O deputado estadual Bruno Peixoto (UB), presidente da Assembleia Legislativa, disse que vai procurar o governador Ronaldo Caiado para dar andamento ao caso.
“A proposta não foi aprovada, anteriormente, devido a questões formais, principalmente a falta de um estudo de impacto financeiro, o que é obrigatório para projetos que aumentam despesas contínuas. Além disso, Goiás está inserido no plano de recuperação fiscal, o que impõe algumas limitações. Mas vou conversar com o governador, deputados e nossa equipe jurídica para construirmos, juntos, uma alternativa que não tenha qualquer vício formal e, assim, possamos ter aprovação na Assembleia e sanção do governador”, diz Bruno.
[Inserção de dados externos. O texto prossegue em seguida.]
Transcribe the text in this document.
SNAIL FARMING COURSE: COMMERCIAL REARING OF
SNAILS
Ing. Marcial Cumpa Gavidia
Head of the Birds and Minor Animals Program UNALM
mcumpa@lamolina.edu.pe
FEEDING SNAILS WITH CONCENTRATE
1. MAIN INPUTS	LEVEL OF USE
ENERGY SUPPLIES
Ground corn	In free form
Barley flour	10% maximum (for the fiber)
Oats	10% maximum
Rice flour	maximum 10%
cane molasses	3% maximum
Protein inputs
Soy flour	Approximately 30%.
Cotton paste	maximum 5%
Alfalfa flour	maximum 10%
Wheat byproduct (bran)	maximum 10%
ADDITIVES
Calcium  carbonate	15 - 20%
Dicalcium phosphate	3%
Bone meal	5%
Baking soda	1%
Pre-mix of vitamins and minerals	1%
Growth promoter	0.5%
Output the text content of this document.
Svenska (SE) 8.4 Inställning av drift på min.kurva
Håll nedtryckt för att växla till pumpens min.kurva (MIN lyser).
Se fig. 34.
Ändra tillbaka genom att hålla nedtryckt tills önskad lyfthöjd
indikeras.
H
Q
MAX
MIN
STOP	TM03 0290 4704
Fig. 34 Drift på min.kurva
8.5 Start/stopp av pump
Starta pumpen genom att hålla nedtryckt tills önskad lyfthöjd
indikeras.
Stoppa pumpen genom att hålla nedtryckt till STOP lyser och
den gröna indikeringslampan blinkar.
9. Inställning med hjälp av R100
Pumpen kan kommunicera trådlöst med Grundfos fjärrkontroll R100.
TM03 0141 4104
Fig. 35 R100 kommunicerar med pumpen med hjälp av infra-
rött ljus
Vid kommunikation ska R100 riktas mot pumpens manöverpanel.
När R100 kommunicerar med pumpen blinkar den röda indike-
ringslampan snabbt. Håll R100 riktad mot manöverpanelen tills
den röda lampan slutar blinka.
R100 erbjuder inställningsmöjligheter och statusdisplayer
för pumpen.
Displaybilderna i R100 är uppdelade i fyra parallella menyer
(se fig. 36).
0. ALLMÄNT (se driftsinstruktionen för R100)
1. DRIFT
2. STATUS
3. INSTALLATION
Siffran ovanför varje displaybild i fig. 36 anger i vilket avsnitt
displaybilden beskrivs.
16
A Associação das Vítimas do Césio-137 esteve com Peixoto, recentemente, para pleitear a aprovação do reajuste. “Considero este um assunto extremamente importante e humanitário, além de uma reparação histórica pelo que essas famílias passaram. Estou totalmente empenhado em ajudar no avanço deste projeto”, afirma o deputado.
O acidente com o Césio-137
O acidente com o Césio-137 teve início no dia 13 de setembro de 1987, quando dois homens encontraram um aparelho de radioterapia abandonado em uma clínica desativada, no Centro de Goiânia.
Após desmembrarem o equipamento, eles chegaram à cápsula contendo a substância e, sem conhecimento do perigo, pensaram que poderiam fazer algum dinheiro, vendendo-a para ferros-velhos.
No mesmo dia, os dois homens conseguiram abrir a cápsula, tiveram contato com o pó brilhante e azul de Césio-137, e iniciaram um processo de divisão, transporte, manuseio e espalhamento da radiação, que durou 16 dias até a confirmação do acidente radiológico, em Goiânia.
O poder público só descobriu que se tratava de um acidente radioativo – o maior do mundo em perímetro urbano, até então -, no dia 29 de setembro de 1987. Nesse período, várias pessoas tiveram contato com a substância, foram irradiadas, começaram a passar mal e foram hospitalizadas.
Goiânia e região foram submetidas a uma varredura minuciosa para tentar conter o avanço da irradiação. Várias pessoas ficaram com sequelas, convivem com doenças graves e quatro morreram, à época, sendo consideradas até hoje as mortes oficiais do acidente:
- Leide das Neves Ferreira, de 6 anos;
- Maria Gabriela Ferreira, de 38 anos;
- Israel Batista dos Santos, de 22 anos;
- Admilson Alves de Souza, de 18 anos.